Under the headline Books get the shove as university students prefer to do research online the SMH reports today on a process of culling books at the UNSW Library asserting:

The University of NSW is throwing away thousands of books and scholarly journals as part of a policy that critics say is turning its library into a Starbucks. Academics say complete journal collections, valuable books and newspapers dating to the 19th century are being thrown out to clear space for cafe-style lounges.

I suggest the author and the academics wake up and smell the roses. No library is collecting current issues of journals as on-line versions are more accessible and easier to store. Most journals have had their entire archive digitised as either part of their electronic publishing or as part of one of the major archiving projects (such as Jstor).

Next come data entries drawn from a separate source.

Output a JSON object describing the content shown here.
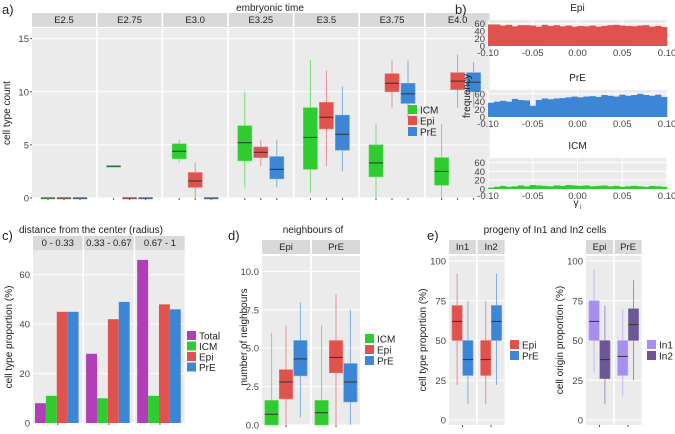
{
  "colors": {
    "icm": "#2ecc2e",
    "epi": "#e0524d",
    "pre": "#3d86d6",
    "total": "#b03eb6",
    "in1": "#a98ef2",
    "in2": "#6b5696",
    "panel": "#ebebeb",
    "strip": "#d9d9d9",
    "grid": "#ffffff"
  },
  "chart_data": [
    {
      "id": "a",
      "type": "boxplot",
      "panel_label": "a)",
      "title": "embryonic time",
      "ylabel": "cell type count",
      "ylim": [
        0,
        16
      ],
      "yticks": [
        0,
        5,
        10,
        15
      ],
      "facets": [
        "E2.5",
        "E2.75",
        "E3.0",
        "E3.25",
        "E3.5",
        "E3.75",
        "E4.0"
      ],
      "legend": [
        "ICM",
        "Epi",
        "PrE"
      ],
      "series": {
        "ICM": [
          [
            0,
            0,
            0,
            0,
            0
          ],
          [
            3,
            3,
            3,
            3,
            3
          ],
          [
            3.3,
            3.7,
            4.4,
            5.1,
            5.5
          ],
          [
            1,
            3.5,
            5.2,
            6.8,
            10
          ],
          [
            0.5,
            2.7,
            5.7,
            8.5,
            13
          ],
          [
            0,
            2,
            3.3,
            5,
            7
          ],
          [
            0,
            1.2,
            2.5,
            3.8,
            7
          ]
        ],
        "Epi": [
          [
            0,
            0,
            0,
            0,
            0
          ],
          [
            0,
            0,
            0,
            0,
            0
          ],
          [
            0,
            1,
            1.6,
            2.4,
            3.3
          ],
          [
            3,
            3.8,
            4.3,
            4.8,
            5.5
          ],
          [
            3,
            6.5,
            7.6,
            9,
            12
          ],
          [
            8.5,
            10,
            10.8,
            11.7,
            13
          ],
          [
            8.5,
            10.2,
            11,
            11.8,
            13.5
          ]
        ],
        "PrE": [
          [
            0,
            0,
            0,
            0,
            0
          ],
          [
            0,
            0,
            0,
            0,
            0
          ],
          [
            0,
            0,
            0,
            0,
            0
          ],
          [
            1,
            1.8,
            2.7,
            3.9,
            5.5
          ],
          [
            2.5,
            4.5,
            6,
            7.8,
            10.5
          ],
          [
            7.5,
            8.9,
            9.8,
            10.8,
            13
          ],
          [
            8.5,
            10,
            10.9,
            11.8,
            12.8
          ]
        ]
      }
    },
    {
      "id": "b",
      "type": "histogram",
      "panel_label": "b)",
      "ylabel": "frequency",
      "xlabel_base": "γ",
      "xlabel_sub": "i",
      "xlim": [
        -0.1,
        0.1
      ],
      "xticks": [
        "-0.10",
        "-0.05",
        "0.00",
        "0.05",
        "0.10"
      ],
      "panels": [
        {
          "title": "Epi",
          "ylim": [
            0,
            70
          ],
          "yticks": [
            0,
            20,
            40,
            60
          ],
          "values": [
            58,
            58,
            55,
            57,
            53,
            56,
            56,
            55,
            52,
            57,
            54,
            56,
            53,
            55,
            52,
            54,
            53,
            55,
            52,
            54,
            56,
            57,
            55,
            54,
            53,
            55,
            56,
            52,
            54,
            51
          ]
        },
        {
          "title": "PrE",
          "ylim": [
            0,
            70
          ],
          "yticks": [
            0,
            20,
            40,
            60
          ],
          "values": [
            37,
            40,
            42,
            40,
            47,
            44,
            43,
            29,
            44,
            48,
            46,
            48,
            49,
            51,
            53,
            51,
            53,
            54,
            52,
            57,
            55,
            53,
            58,
            55,
            57,
            60,
            57,
            55,
            58,
            52
          ]
        },
        {
          "title": "ICM",
          "ylim": [
            0,
            70
          ],
          "yticks": [
            0,
            20,
            40,
            60
          ],
          "values": [
            3,
            5,
            7,
            5,
            6,
            8,
            6,
            9,
            8,
            7,
            6,
            8,
            7,
            9,
            8,
            7,
            8,
            6,
            7,
            8,
            6,
            7,
            5,
            6,
            7,
            6,
            5,
            7,
            6,
            5
          ]
        }
      ]
    },
    {
      "id": "c",
      "type": "bar",
      "panel_label": "c)",
      "title": "distance from the center (radius)",
      "ylabel": "cell type proportion (%)",
      "ylim": [
        0,
        70
      ],
      "yticks": [
        0,
        20,
        40,
        60
      ],
      "facets": [
        "0 - 0.33",
        "0.33 - 0.67",
        "0.67 - 1"
      ],
      "legend": [
        "Total",
        "ICM",
        "Epi",
        "PrE"
      ],
      "series": {
        "Total": [
          8,
          28,
          66
        ],
        "ICM": [
          11,
          10,
          11
        ],
        "Epi": [
          45,
          42,
          48
        ],
        "PrE": [
          45,
          49,
          46
        ]
      }
    },
    {
      "id": "d",
      "type": "boxplot",
      "panel_label": "d)",
      "title": "neighbours of",
      "ylabel": "number of neighbours",
      "ylim": [
        0,
        11
      ],
      "yticks": [
        "0.0",
        "2.5",
        "5.0",
        "7.5",
        "10.0"
      ],
      "facets": [
        "Epi",
        "PrE"
      ],
      "legend": [
        "ICM",
        "Epi",
        "PrE"
      ],
      "series": {
        "ICM": [
          [
            0,
            0,
            0.7,
            1.6,
            6
          ],
          [
            0,
            0,
            0.8,
            1.6,
            6.5
          ]
        ],
        "Epi": [
          [
            0,
            1.7,
            2.8,
            3.6,
            6.5
          ],
          [
            0,
            3.4,
            4.4,
            5.5,
            8.5
          ]
        ],
        "PrE": [
          [
            0.5,
            3.2,
            4.3,
            5.5,
            8
          ],
          [
            0,
            1.5,
            2.8,
            4,
            7.5
          ]
        ]
      }
    },
    {
      "id": "e",
      "type": "boxplot",
      "panel_label": "e)",
      "title": "progeny of In1 and In2 cells",
      "subplots": [
        {
          "ylabel": "cell type proportion (%)",
          "facets": [
            "In1",
            "In2"
          ],
          "legend": [
            "Epi",
            "PrE"
          ],
          "ylim": [
            0,
            100
          ],
          "yticks": [
            0,
            25,
            50,
            75,
            100
          ],
          "series": {
            "Epi": [
              [
                22,
                50,
                62,
                72,
                92
              ],
              [
                10,
                28,
                38,
                50,
                75
              ]
            ],
            "PrE": [
              [
                10,
                28,
                38,
                50,
                75
              ],
              [
                22,
                50,
                62,
                72,
                92
              ]
            ]
          }
        },
        {
          "ylabel": "cell origin proportion (%)",
          "facets": [
            "Epi",
            "PrE"
          ],
          "legend": [
            "In1",
            "In2"
          ],
          "ylim": [
            0,
            100
          ],
          "yticks": [
            0,
            25,
            50,
            75,
            100
          ],
          "series": {
            "In1": [
              [
                30,
                50,
                62,
                75,
                95
              ],
              [
                15,
                28,
                40,
                50,
                70
              ]
            ],
            "In2": [
              [
                10,
                26,
                38,
                50,
                72
              ],
              [
                25,
                50,
                60,
                70,
                88
              ]
            ]
          }
        }
      ]
    }
  ]
}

An electronic journal article gives you a pristine *.pdf, with no need to photocopy if you want to take it with you. You never suffer because the issue you are after has gone off for binding or is simply on a sorting shelf somewhere. You don;t ever have to face damaged or defaced pages.

Some books are also making their way to electronic form.

But libraries have always culled the book collection, though the University of Sydney tends to send a lot to offsite storage rather than dispose of them. I've previously bought books that were being culled from the Macquarie University collection.

And far be it from "cafe-style lounges" being created, if you've visited a University Library you will know that there is always a queue for the computer terminals (though increasingly the library resources are available off-site through your student log-in - but that doesn't work if you are just a visitor).

Of course, large libraries like the NLA and State Library make more efficient use of racking space by using stacks. Macquarie Uni is going one better with the implementation of a new fully automated stack.